Hybrid

JS Prototypes, Classes, and Modules

Module Still Under Development

JavaScript Classes

For more details about the class syntax and prototype chain in JavaScript see the week 12.1 notes from MAD9014 (opens new window).

Here are the basics.

The class keyword is simply a different way of creating an Object in JavaScript.

class Deadpool extends HTMLElement {
  constructor() {
    super();
  }
}

let ryanReynolds = new Deadpool();

The class can be created on its own or as an extension of some other type of object. Let's take these two classes as examples.

class A {
  constructor() {
    //creates an object of type `A`
  }
}

class B extends X {
  constructor() {
    super();
    //creates an object of type `B`
  }
}

Calling the constructor from each class will create an object of that specific type. With the extends keyword we are just changing the prototype chain for the object. In the example above, The prototype of A will be A.prototype and the next step up the prototype chain will be Object.prototype.

The prototype of B will be B.prototype and the next step up the prototype chain will be X.prototype. If the X object was a class made like A, then the next step up the chain from X.prototype will be Object.prototype and above Object.prototype will always be null.

The constructor() function inside the class will run when you call the class with the new keyword.

The super() method call will run the constructor of whatever class you are extending and add any properties from HTMLElement into Deadpool. By extending HTMLElement we are defining the prototype chain and saying that Deadpool.prototype is connected to HTMLElement.prototype.

If you were to do this with traditional JavaScript functions and prototype syntax, it would look like this:

function Deadpool() {
  //this is like the constructor() function
}

Object.setPrototypeOf(Deadpool.prototype, HTMLElement.prototype);

let ryanReynolds = new Deadpool();

The class keyword in JavaScript is often called syntactic sugar because it still calls the standard JavaScript methods and builds the prototypes in the background. It is not using class-based inheritance. It is still using prototype-based delegation.

The Prototype Chain

Every object that you create in JavaScript gets created by a function. If you are creating an array then it is created by the function called Array. If you create a plain object then it gets built with a function called Object. Even when you are creating array and object literals, the function gets used behind the scenes to create the objects.

Every ordinary function that you create is actually created with a function called Function. Asynchronous functions are created with a function called AsyncFunction.

Each function has a property called prototype. The prototype is a place where shared properties and methods can be stored. They will be shared with every object created by the same function. For example, Array.prototype.sort is the name and location of the sort method that can be used by every array.

If you want, you can create your own shared methods and add them to the various prototype objects.

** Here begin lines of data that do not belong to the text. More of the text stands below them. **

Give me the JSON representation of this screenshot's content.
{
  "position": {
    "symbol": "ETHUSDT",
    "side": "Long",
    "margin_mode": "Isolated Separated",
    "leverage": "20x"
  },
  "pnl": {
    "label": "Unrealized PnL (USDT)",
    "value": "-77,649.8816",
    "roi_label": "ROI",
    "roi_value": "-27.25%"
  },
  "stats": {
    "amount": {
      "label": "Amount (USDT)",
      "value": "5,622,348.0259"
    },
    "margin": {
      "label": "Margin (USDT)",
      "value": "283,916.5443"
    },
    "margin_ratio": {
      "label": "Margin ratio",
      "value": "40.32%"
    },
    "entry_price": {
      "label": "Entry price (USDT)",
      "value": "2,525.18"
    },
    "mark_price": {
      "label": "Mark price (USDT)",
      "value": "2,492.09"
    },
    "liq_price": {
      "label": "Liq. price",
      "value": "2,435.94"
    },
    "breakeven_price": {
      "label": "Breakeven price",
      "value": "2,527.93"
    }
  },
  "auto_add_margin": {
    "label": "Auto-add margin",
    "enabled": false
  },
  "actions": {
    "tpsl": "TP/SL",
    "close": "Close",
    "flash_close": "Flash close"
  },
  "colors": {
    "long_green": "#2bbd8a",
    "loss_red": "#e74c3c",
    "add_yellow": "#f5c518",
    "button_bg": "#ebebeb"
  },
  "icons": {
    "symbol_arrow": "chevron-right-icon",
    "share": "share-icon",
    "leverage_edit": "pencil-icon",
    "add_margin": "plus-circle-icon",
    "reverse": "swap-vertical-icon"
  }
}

Here is an example where we are adding a method called blah to every array.

Array.prototype.blah = function () {
  //this is the array calling this method
  this.forEach((item, index) => {
    this[index] = 'blah';
  });
};

//now all arrays have a method called `blah`
let names = ['Sam', 'Dean', 'Cas', 'Crowley'];
names.blah();
console.log(names); //outputs ['blah', 'blah', 'blah', 'blah']

When you call a method on any object, the JavaScript interpreter understands that it needs to walk up the prototype chain looking for the method.

All the built-in objects in JavaScript have a prototype and that prototype knows what the next step up the prototype chain will be.

Eg: Array.prototype => Object.prototype => null

When you are creating your own prototypes you can use Object.setPrototypeOf() to define the parent object whose prototype will be the next step up the chain.

However, when you are creating your own object using the class syntax, then you just need to add extends followed by the name of the parent object type that will have the prototype which is the next step in the chain.

JavaScript Class Methods

So, we now know that we can add an instance method to an JavaScript object by putting it inside the prototype object. But how do we do that in code?

class MyObject {
  constructor() {
    //this is called by `new MyObject()`
  }

  talk() {
    //this is an instance method and
    //will be stored inside MyObject.prototype
  }
  walk() {
    //this is an instance method and
    //will be stored inside MyObject.prototype
  }
}

Once the instance methods are created you can call them from any object instance. Instance is the keyword here.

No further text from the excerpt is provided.